The warning signs were there for Barca after just five minutes, as Gameiro pressured Clement Lenglet into a wayward pass at the back and Rodrigo pounced, skipping past Jasper Cillessen and seeing his effort blocked on the line by Gerard Pique.

Neither Cillessen nor Pique could spare Barca 16 minutes later, however, as Jose Gaya charged forward on the break and picked out Gameiro, who shook off Jordi Alba and blasted home.

Rodrigo doubled the lead just past the half-hour mark, heading in Carlos Soler's inch-perfect cross from close range.

Malcom and Arturo Vidal were introduced for Nelson Semedo and Arthur at half-time, as Barca pushed for a comeback.

Messi remained the one to watch, though, hitting the left-hand post with a gorgeous outside-of-the-boot effort just before the hour after a one-two with Malcom.

But he was not to be denied in the 73rd minute, as Messi tapped in after Lenglet's header came back off the upright.

Valencia squandered two chances to finish Barca off on the break deep into stoppage time, as Goncalo Guedes put wide when one-on-one and also missed an open goal from distance, but they held on to consign Barca to a disappointing end of the season.


What does it mean?
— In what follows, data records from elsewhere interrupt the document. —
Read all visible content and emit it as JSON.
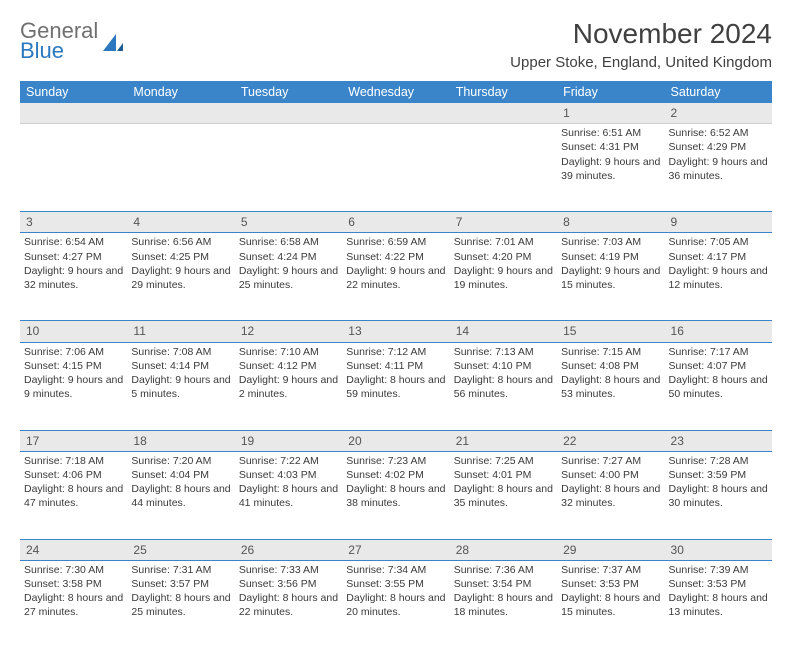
{
  "logo": {
    "line1": "General",
    "line2": "Blue"
  },
  "header": {
    "month_title": "November 2024",
    "location": "Upper Stoke, England, United Kingdom"
  },
  "colors": {
    "header_bg": "#3a85c9",
    "header_text": "#ffffff",
    "daynum_bg": "#e9e9e9",
    "border": "#3a85c9",
    "body_text": "#3a3a3a",
    "logo_gray": "#707070",
    "logo_blue": "#2b78bf"
  },
  "day_names": [
    "Sunday",
    "Monday",
    "Tuesday",
    "Wednesday",
    "Thursday",
    "Friday",
    "Saturday"
  ],
  "weeks": [
    [
      null,
      null,
      null,
      null,
      null,
      {
        "n": "1",
        "sunrise": "6:51 AM",
        "sunset": "4:31 PM",
        "daylight": "9 hours and 39 minutes."
      },
      {
        "n": "2",
        "sunrise": "6:52 AM",
        "sunset": "4:29 PM",
        "daylight": "9 hours and 36 minutes."
      }
    ],
    [
      {
        "n": "3",
        "sunrise": "6:54 AM",
        "sunset": "4:27 PM",
        "daylight": "9 hours and 32 minutes."
      },
      {
        "n": "4",
        "sunrise": "6:56 AM",
        "sunset": "4:25 PM",
        "daylight": "9 hours and 29 minutes."
      },
      {
        "n": "5",
        "sunrise": "6:58 AM",
        "sunset": "4:24 PM",
        "daylight": "9 hours and 25 minutes."
      },
      {
        "n": "6",
        "sunrise": "6:59 AM",
        "sunset": "4:22 PM",
        "daylight": "9 hours and 22 minutes."
      },
      {
        "n": "7",
        "sunrise": "7:01 AM",
        "sunset": "4:20 PM",
        "daylight": "9 hours and 19 minutes."
      },
      {
        "n": "8",
        "sunrise": "7:03 AM",
        "sunset": "4:19 PM",
        "daylight": "9 hours and 15 minutes."
      },
      {
        "n": "9",
        "sunrise": "7:05 AM",
        "sunset": "4:17 PM",
        "daylight": "9 hours and 12 minutes."
      }
    ],
    [
      {
        "n": "10",
        "sunrise": "7:06 AM",
        "sunset": "4:15 PM",
        "daylight": "9 hours and 9 minutes."
      },
      {
        "n": "11",
        "sunrise": "7:08 AM",
        "sunset": "4:14 PM",
        "daylight": "9 hours and 5 minutes."
      },
      {
        "n": "12",
        "sunrise": "7:10 AM",
        "sunset": "4:12 PM",
        "daylight": "9 hours and 2 minutes."
      },
      {
        "n": "13",
        "sunrise": "7:12 AM",
        "sunset": "4:11 PM",
        "daylight": "8 hours and 59 minutes."
      },
      {
        "n": "14",
        "sunrise": "7:13 AM",
        "sunset": "4:10 PM",
        "daylight": "8 hours and 56 minutes."
      },
      {
        "n": "15",
        "sunrise": "7:15 AM",
        "sunset": "4:08 PM",
        "daylight": "8 hours and 53 minutes."
      },
      {
        "n": "16",
        "sunrise": "7:17 AM",
        "sunset": "4:07 PM",
        "daylight": "8 hours and 50 minutes."
      }
    ],
    [
      {
        "n": "17",
        "sunrise": "7:18 AM",
        "sunset": "4:06 PM",
        "daylight": "8 hours and 47 minutes."
      },
      {
        "n": "18",
        "sunrise": "7:20 AM",
        "sunset": "4:04 PM",
        "daylight": "8 hours and 44 minutes."
      },
      {
        "n": "19",
        "sunrise": "7:22 AM",
        "sunset": "4:03 PM",
        "daylight": "8 hours and 41 minutes."
      },
      {
        "n": "20",
        "sunrise": "7:23 AM",
        "sunset": "4:02 PM",
        "daylight": "8 hours and 38 minutes."
      },
      {
        "n": "21",
        "sunrise": "7:25 AM",
        "sunset": "4:01 PM",
        "daylight": "8 hours and 35 minutes."
      },
      {
        "n": "22",
        "sunrise": "7:27 AM",
        "sunset": "4:00 PM",
        "daylight": "8 hours and 32 minutes."
      },
      {
        "n": "23",
        "sunrise": "7:28 AM",
        "sunset": "3:59 PM",
        "daylight": "8 hours and 30 minutes."
      }
    ],
    [
      {
        "n": "24",
        "sunrise": "7:30 AM",
        "sunset": "3:58 PM",
        "daylight": "8 hours and 27 minutes."
      },
      {
        "n": "25",
        "sunrise": "7:31 AM",
        "sunset": "3:57 PM",
        "daylight": "8 hours and 25 minutes."
      },
      {
        "n": "26",
        "sunrise": "7:33 AM",
        "sunset": "3:56 PM",
        "daylight": "8 hours and 22 minutes."
      },
      {
        "n": "27",
        "sunrise": "7:34 AM",
        "sunset": "3:55 PM",
        "daylight": "8 hours and 20 minutes."
      },
      {
        "n": "28",
        "sunrise": "7:36 AM",
        "sunset": "3:54 PM",
        "daylight": "8 hours and 18 minutes."
      },
      {
        "n": "29",
        "sunrise": "7:37 AM",
        "sunset": "3:53 PM",
        "daylight": "8 hours and 15 minutes."
      },
      {
        "n": "30",
        "sunrise": "7:39 AM",
        "sunset": "3:53 PM",
        "daylight": "8 hours and 13 minutes."
      }
    ]
  ],
  "labels": {
    "sunrise": "Sunrise:",
    "sunset": "Sunset:",
    "daylight": "Daylight:"
  }
}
Valverde's future surely in doubt

If Valverde's popularity was not already a matter for debate, it certainly is now. With a LaLiga and Copa double, you could justifiably see him hanging on to the job for another season, but now things look a little cloudier, particularly given the increasing fan criticism of his leadership.

Arguably the only thing saving him at the moment is Messi's apparent backing.

Rodrigo and Gameiro lead by example

They got the goals, but Rodrigo and Gameiro did so much more as well. The pair led the line brilliantly, never giving Barca's defence a moment's rest, while their link-up play – with each other and the rest of the team – was exceptional.

Clement's long day

It started poorly for Lenglet, as the Frenchman made an awful error after just five minutes from which Valencia should have scored. He rarely looked comfortable thereafter, with Gameiro and Rodrigo giving him the runaround.

What's next?

Given they finished the season with just one trophy, a big close-season awaits Barca. There are doubts about Valverde's suitability, while their squad is short in a number of areas, such as centre-forward and full-back. As for Valencia, if they can keep hold of their star players and bolster their squad for the Champions League, they will be confident of another promising campaign next term.